TALLAHASSEE, Fla. -- Sure, they're polygamous, but male emus and several other ground-dwelling birds also are devoted dads, serving as the sole incubators and caregivers to oversized broods from multiple mothers. It is rare behavior, but research described in the Dec. 19 Science found that it runs in this avian family, all the way back to its dinosaur ancestors.
Scientists had long wondered about the origins of polygamy and paternal care patterns among modern-day Paleognathes -- an ancient avian lineage that branched off soon after birds evolved from dinosaurs and includes ostriches, emus and tinamous. No such reproductive behavior exists among the vast majority of other vertebrates. Males contribute to parental care in less than 5 percent of mammal and non-avian reptile species, and while more than 90 percent of bird species co-parent to some degree, it is only among the Paleognathes that both polygamy and paternal care rule.
Now, in a groundbreaking paper ("Avian Paternal Care Had Dinosaur Origin"), paleobiologist Gregory M. Erickson of The Florida State University and researchers from three other institutions connect the evolutionary dots linking the polygamous, paternal reproductive patterns of extant (living) birds to the behavior of their extinct dinosaur kin.
"In those cases where adult dinosaurs have been found on top of nests, we found that the volume or mass of the egg clutch (total number of eggs in the nest) is very large relative to the size of the nesting animals," Erickson said. "This suggests multiple females contributed the eggs and the male guarded them. Notably, the ratio of egg volumes to the nesting animal's size is consistent with those in living birds where the male is the sole or primary nest attendant."
The researchers now had their link from the theropod dinosaurs (omnivores and carnivores that walked on two hind legs with bird-like feet) to the polygamy and nesting scenarios exhibited by their avian descendants, according to David Varricchio of Montana State, the study's principal investigator.
But to test the theory, Varricchio needed to determine the sex of the brooding dinosaurs whose bones have been found atop those communal nests.
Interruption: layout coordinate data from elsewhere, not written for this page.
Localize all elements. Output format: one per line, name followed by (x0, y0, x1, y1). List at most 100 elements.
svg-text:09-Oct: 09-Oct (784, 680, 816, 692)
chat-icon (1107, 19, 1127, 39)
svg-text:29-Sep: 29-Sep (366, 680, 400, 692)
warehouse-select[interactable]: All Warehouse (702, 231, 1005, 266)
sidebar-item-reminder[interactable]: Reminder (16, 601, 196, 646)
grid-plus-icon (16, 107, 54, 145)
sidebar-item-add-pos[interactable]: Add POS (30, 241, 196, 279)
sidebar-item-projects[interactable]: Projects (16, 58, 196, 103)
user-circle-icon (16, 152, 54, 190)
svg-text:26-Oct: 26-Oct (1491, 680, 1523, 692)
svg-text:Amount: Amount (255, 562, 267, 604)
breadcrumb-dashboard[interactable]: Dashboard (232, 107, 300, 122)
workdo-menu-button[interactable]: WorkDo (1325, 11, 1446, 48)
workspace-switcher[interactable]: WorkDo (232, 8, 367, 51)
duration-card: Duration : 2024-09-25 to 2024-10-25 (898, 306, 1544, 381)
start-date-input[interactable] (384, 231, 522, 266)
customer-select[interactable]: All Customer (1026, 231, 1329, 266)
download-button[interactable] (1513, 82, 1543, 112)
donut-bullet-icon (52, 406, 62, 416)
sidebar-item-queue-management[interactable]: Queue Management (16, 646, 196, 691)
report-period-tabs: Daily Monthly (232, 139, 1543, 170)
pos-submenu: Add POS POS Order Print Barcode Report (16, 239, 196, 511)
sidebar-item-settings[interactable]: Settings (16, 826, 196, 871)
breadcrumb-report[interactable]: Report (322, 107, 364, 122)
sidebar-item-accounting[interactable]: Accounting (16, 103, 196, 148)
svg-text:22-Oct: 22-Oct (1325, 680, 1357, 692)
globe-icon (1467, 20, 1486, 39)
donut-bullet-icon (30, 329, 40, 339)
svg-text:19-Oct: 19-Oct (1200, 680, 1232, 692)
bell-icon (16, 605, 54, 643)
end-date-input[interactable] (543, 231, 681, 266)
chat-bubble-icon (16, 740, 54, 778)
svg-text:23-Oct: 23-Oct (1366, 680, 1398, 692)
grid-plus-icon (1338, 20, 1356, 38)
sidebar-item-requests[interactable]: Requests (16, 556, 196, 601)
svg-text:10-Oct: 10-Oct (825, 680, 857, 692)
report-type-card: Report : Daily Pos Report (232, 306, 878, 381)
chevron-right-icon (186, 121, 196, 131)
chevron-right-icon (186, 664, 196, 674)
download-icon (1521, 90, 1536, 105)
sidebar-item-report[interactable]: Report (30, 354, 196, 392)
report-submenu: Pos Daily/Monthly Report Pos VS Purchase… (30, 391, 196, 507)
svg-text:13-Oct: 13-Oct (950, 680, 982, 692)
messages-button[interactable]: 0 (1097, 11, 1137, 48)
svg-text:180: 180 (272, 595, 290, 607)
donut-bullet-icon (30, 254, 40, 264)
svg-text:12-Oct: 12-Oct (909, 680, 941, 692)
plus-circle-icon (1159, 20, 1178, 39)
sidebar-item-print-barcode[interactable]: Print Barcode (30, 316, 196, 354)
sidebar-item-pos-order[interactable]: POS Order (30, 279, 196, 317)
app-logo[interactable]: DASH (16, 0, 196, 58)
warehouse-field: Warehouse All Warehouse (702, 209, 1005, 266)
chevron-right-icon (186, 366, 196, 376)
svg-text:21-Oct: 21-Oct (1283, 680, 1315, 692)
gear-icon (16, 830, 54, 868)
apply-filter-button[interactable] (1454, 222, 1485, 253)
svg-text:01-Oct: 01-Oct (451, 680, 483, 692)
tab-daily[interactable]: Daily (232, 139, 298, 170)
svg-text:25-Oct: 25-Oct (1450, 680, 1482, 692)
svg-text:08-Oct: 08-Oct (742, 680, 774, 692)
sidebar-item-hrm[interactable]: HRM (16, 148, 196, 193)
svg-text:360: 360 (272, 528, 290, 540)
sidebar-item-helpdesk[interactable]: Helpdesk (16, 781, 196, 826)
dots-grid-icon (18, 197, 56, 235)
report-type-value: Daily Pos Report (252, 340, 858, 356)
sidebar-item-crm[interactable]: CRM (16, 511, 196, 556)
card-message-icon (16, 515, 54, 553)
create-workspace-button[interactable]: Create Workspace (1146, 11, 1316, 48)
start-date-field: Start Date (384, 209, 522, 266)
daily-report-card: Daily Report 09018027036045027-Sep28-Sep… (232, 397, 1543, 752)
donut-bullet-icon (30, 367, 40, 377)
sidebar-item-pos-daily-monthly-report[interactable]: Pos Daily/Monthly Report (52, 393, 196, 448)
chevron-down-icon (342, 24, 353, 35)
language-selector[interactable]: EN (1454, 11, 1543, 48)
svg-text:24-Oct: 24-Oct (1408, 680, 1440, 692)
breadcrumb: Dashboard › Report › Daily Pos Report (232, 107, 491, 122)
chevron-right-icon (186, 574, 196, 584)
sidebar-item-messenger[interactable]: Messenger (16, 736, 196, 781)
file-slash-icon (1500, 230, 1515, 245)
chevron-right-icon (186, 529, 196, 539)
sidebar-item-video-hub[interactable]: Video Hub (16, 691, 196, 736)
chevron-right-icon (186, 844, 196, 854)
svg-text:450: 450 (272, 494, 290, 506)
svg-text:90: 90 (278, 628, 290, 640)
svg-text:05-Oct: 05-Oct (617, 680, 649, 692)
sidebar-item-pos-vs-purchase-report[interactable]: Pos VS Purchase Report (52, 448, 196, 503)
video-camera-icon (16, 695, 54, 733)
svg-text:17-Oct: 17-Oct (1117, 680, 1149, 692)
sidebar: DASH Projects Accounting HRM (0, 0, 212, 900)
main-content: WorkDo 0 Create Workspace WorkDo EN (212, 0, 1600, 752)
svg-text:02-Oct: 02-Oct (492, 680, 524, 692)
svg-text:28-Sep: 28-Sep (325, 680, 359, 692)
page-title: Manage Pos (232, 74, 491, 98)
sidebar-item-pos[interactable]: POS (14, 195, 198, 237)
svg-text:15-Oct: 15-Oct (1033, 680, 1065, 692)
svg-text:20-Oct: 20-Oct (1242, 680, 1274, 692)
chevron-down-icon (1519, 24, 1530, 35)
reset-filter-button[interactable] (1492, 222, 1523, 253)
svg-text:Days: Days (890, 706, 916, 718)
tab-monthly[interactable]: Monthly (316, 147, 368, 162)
For that, he turned to Erickson at Florida State, a renowned expert in dinosaur paleobiology.
Erickson examined the bone microstructure of tibiae (shin bones), femora (thigh bones) and metatarsus (ankle bones) from oviraptorids and deinonychosaurs (Jurrasic Park "raptors") -- small theropod dinosaurs whose adult skeletons have been repeatedly discovered in brooding postures atop nests containing dozens of large eggs.
The key was what he didn't find in the bones: They showed no signs whatsoever of the maternal and reproductively associated microscopic features common to living non-Paleognath bird groups, extinct non-avian dinosaurs or living reptiles.
"I found no evidence of medullary bone (the extra bone laid down by breeding female birds and dinosaurs to make eggs) or extensive bone resorbtion (the means by which female reptiles such as crocodiles acquire mineral salts to make eggs)," Erickson said. "This is consistent with the brooding dinosaurs being males."
Thus, the researchers had confirmation that the dinosaurs found in nests with large egg clutches were polygamistic males and the source of the peculiar avian behavior.
Moreover, those brooding dinosaurs were fathers -- and today's emus, rheas and tinamous owe their paternal care model to them.
Co-authors of "Avian Paternal Care Had Dinosaur Origin" -- accessible via the journal Science Web site at www.sciencemag.org/current.dtl -- are Florida State's Erickson, associate professor of anatomy and vertebrate paleobiology in the Department of Biological Science; Varricchio, Frankie D. Johnson and John J. Borkowski of Montana State University; Jason R. Moore of Texas A&M University; and Mark A. Norell of New York City's American Museum of Natural History.